Through hospitals, recovery programs and of course, my new profession, I managed to meet some of the most known entertainers in the industry. It is a traditional artist’s tale that in the eyes of society I was no one, yet still I dined with kings. Again, my mind got the best of me.
I settled into the local art colony in my hometown just painting and drawing women friends and selling them the paintings. I guess I was trying to make everyone think I was some great lover, but they just had to look at me and see through it. The artists and promoters were all adapting great causes as themes for their work and shows, feminism, police brutality, gay rights and gay marriage, autism, animal rescue, but I had none. Jan DeLoof, a known artist and member of the National Alliance for Mental Illness, browsed through a journal type book I wrote and then several. Seeing that I wrote about my struggles with mental illness, she smiled and told me I was a great advocate OF A CAUSE!!! Although she felt the colony merely provided entertainment to the city and lacked profitability. For a short period of time before her death, she took me under her wing and showed me some of the ropes. It was all coming together. I had meaning and purpose to paint. I wore my badge proudly, until publically when I realized it looked to others like a Star of David in NAZI Germany.
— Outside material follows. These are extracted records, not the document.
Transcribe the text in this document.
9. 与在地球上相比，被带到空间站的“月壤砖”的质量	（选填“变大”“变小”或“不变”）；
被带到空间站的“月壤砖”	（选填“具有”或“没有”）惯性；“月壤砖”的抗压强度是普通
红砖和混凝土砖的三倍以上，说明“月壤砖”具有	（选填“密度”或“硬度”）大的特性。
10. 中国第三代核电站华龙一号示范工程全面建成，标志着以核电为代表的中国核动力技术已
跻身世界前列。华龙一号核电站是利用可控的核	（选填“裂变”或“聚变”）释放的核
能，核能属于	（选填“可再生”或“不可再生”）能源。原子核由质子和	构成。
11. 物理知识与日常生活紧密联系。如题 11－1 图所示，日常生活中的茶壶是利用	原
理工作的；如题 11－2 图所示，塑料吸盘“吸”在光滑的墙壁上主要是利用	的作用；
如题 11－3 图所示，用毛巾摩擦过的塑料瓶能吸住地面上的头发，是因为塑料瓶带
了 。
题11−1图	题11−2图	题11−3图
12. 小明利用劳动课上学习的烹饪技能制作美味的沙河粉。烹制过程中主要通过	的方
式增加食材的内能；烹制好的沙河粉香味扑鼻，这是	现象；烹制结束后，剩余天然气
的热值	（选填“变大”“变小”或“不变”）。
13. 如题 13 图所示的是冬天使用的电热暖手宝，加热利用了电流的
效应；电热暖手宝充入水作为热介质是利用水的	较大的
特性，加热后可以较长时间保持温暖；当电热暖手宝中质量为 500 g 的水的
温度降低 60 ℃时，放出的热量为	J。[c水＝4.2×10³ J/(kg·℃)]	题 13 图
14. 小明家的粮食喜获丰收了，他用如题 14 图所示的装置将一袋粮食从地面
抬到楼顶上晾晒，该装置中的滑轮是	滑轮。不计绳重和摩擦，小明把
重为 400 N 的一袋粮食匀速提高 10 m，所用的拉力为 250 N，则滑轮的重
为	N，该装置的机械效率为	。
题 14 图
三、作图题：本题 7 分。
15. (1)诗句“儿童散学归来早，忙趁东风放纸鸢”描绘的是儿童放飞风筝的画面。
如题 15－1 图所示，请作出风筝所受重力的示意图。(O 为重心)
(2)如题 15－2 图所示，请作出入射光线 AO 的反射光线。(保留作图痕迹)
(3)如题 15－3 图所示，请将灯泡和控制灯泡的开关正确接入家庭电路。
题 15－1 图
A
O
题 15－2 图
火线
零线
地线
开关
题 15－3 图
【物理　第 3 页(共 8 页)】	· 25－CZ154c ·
Yes, there were troubles, yes there were losses and unseen battles many thought were only in my head, but I am here to tell you I am not a loss. I will live as long as life breathes in me not to take it from me. My ears will stay with me only to hear the sound of music, sometimes even my own. If I can say to someone someday, maybe many years from now, it is all going to be ok! As the poet wrote, as the actor’s read, as the master painted many years ago and many years to come, we may not seem to win, but we shall overcome! Through the agony and the ecstasy of it all, I am a child of God and a gift of his creation! And as long as I’m here, as long as I can say it, I will shout from the highest mountaintop until heard, I have a right and a reason to be here! God bless you all and may you all live fruitful lives!